Question Details: A friend of mine went to a petrol station to get petrol and asked for the oil and water to be checked. The attendant put water into the oil entrance of the engine, damaging the car’s engine. Is the petrol station obliged to pay to remedy the damage?
Filed under Consumer Law | 2070 View(s)
Your friend can expect the petrol station owner or company to be liable for the damage their employee has done.
Your friend is entitled to expect the petrol station to do any "normal" job (for a petrol station) with reasonable care and skill. From what you tell us, the employee acted with little or no care or skill, and his or her employer should therefore be responsible.
Your friend should collect some proof, in case the petrol station or the employee denies what happened. If the car has already been seen by a mechanic, get them to provide some information (for example a signed letter) on how likely or unlikely it would be for water to get in the oil without someone pouring it in. Clear details about when the water was added and when your friend noticed a problem will also help.
Your friend should then approach the petrol station and ask them to pay to remedy the damage. The petrol station may have liability insurance to cover it for any damage to customers' cars. But, even if they don't, your friend could take a claim to the Disputes Tribunal if the petrol station won't pay. So long as your friend has evidence well organised, including either what it cost to get the car fixed or an estimate if the work hasn't been done yet, then the Disputes Tribunal can order the petrol station to meet the cost of repair. For more information on going to the Disputes Tribunal, click on this link: www.communitylaw.org.nz.
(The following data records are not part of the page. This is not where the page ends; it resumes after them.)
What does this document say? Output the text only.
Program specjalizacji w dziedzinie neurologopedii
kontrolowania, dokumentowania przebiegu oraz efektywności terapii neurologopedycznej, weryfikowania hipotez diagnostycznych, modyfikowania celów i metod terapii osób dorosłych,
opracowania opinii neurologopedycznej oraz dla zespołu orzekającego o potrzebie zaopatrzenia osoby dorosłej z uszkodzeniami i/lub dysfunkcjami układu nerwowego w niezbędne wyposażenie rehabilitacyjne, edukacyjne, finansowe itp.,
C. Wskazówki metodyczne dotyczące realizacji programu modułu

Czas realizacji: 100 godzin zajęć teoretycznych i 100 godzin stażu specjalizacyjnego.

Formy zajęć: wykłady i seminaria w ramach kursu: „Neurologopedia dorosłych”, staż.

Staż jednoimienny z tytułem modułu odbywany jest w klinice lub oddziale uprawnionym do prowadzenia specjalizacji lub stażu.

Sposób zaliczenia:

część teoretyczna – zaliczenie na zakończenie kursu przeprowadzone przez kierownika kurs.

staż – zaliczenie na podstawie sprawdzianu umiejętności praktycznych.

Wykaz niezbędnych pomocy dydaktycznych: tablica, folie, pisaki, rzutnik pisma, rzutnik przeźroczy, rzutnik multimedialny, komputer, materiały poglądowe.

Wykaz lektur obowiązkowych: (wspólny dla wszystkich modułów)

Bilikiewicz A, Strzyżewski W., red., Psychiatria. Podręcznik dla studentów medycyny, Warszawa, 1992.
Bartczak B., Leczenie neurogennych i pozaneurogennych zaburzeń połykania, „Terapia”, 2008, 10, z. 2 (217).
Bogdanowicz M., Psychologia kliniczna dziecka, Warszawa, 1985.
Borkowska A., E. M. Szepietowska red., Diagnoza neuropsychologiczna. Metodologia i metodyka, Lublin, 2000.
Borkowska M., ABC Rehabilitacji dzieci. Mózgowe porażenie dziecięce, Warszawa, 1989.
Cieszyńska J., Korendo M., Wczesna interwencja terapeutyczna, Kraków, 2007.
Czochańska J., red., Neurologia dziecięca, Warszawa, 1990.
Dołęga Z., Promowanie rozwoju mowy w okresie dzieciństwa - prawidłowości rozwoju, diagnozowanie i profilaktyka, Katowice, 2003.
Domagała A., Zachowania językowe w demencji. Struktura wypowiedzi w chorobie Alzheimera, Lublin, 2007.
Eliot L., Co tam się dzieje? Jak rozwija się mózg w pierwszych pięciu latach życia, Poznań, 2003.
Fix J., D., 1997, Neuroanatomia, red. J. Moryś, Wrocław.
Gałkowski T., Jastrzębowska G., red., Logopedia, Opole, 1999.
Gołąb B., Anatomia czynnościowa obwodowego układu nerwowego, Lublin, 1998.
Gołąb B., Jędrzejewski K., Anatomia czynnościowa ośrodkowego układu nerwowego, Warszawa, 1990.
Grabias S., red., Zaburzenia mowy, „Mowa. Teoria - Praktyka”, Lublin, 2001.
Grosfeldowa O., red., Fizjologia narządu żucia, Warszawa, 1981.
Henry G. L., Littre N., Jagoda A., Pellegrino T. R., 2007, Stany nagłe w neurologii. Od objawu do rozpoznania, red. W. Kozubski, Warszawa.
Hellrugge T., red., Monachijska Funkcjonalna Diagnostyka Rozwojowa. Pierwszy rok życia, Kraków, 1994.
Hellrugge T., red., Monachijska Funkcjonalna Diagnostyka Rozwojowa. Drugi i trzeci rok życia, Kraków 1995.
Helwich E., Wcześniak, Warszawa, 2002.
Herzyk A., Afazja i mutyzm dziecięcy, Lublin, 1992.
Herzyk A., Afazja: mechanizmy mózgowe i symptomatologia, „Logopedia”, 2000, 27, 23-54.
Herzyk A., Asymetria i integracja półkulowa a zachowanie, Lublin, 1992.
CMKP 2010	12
Answered 3 Dec 2012. The IMPORTANT NOTICE below is part of this answer.
The answer provided above is intended for general informational purposes only and cannot be
considered a substitute for face-to-face legal advice. It should not be relied upon as the sole
basis for taking action in relation to a legal issue. Laws change frequently, and small
variations in the facts, or a fact not provided in the question, can often change a legal
outcome or a lawyer’s conclusion. No liability whatsoever is accepted by the authors or
publishers of the answer, for loss, damage or inconvenience arising in any way from the use of
this site. While each answer has been published by a lawyer with a practising certificate, that
person may not necessarily have experience in the particular area of law involved.